Sommes-nous prêts pour la démocratie directe ?
La démocratie directe, renforcée par les moyens électroniques actuels, permettrait théoriquement d’obtenir une expression immédiate de tout le peuple sans aucun intermédiaire risquant de biaiser la représentativité du système politique. Mais tout ce courant de pensée repose notamment sur le présupposé trompeur que chacun.e est apte à co-décider à égalité avec ses pair.e.s sur toutes les grandes questions.
Or, de nombreuses études sociologiques (dont celle de P. Bourdieu dans « La Distinction ») démontrent une inégalité autant dans la compétence politique que dans l’assurance à l’exprimer. Ceci induit que de nombreux pans de la société se retrouvent en totale incapacité de reconnaître et donc de favoriser les décisions allant dans leur intérêt parmi toutes celles possibles.

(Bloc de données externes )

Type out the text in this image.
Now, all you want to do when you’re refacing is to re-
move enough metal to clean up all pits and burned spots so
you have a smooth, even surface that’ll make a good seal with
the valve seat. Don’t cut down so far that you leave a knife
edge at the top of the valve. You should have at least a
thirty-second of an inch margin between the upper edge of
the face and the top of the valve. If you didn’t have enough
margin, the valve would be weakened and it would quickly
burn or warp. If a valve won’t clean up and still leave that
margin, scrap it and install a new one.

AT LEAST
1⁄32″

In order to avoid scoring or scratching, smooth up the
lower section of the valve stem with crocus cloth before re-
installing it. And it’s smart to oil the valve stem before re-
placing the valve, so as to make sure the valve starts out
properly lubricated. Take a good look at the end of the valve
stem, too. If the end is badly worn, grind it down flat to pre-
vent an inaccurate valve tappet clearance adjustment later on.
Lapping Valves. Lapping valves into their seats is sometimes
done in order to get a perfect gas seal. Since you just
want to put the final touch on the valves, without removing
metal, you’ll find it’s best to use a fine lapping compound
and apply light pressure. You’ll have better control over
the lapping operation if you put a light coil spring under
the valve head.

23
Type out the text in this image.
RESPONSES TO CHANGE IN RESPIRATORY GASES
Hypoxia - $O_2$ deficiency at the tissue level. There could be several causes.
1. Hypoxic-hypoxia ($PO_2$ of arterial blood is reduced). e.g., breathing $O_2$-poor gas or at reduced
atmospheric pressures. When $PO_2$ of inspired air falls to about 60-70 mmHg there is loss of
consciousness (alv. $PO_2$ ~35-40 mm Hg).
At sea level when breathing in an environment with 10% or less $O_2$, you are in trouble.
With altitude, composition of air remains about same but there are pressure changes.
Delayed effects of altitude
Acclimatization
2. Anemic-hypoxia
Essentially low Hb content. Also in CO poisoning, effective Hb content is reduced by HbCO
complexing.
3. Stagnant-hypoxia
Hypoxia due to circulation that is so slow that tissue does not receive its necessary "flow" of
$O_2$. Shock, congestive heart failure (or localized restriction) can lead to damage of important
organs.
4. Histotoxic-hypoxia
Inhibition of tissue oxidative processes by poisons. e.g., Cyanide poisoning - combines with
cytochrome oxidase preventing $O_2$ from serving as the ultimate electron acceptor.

Pire encore, les conditions de production des réponses ainsi que la manière dont les questions sont posées peuvent encore aggraver la qualité du résultat obtenu, par exemple lors d’un référendum ou d’un sondage. Ainsi, les personnes en sont réduites à adopter des principes idéologiques généraux, ou bien leur propre intuition éthique, sinon à se laisser diriger par une autorité externe (parti, personnalité, etc) ou par quelque biais cognitif.
Dès lors, nous devrions oeuvrer à ce que notre système politique évite enfin ces principaux écueils, rééquilibre les capacités de réflexion et de prise de parole, améliore rééllement l’autonomie de chacun.e sur les questions publiques. Ceci passe non pas par une individualisation qui ne ferait qu’empirer ces inégalités, mais par une meilleure délibération collective au sein des instances (syndicat, association, etc) permettant de se politiser.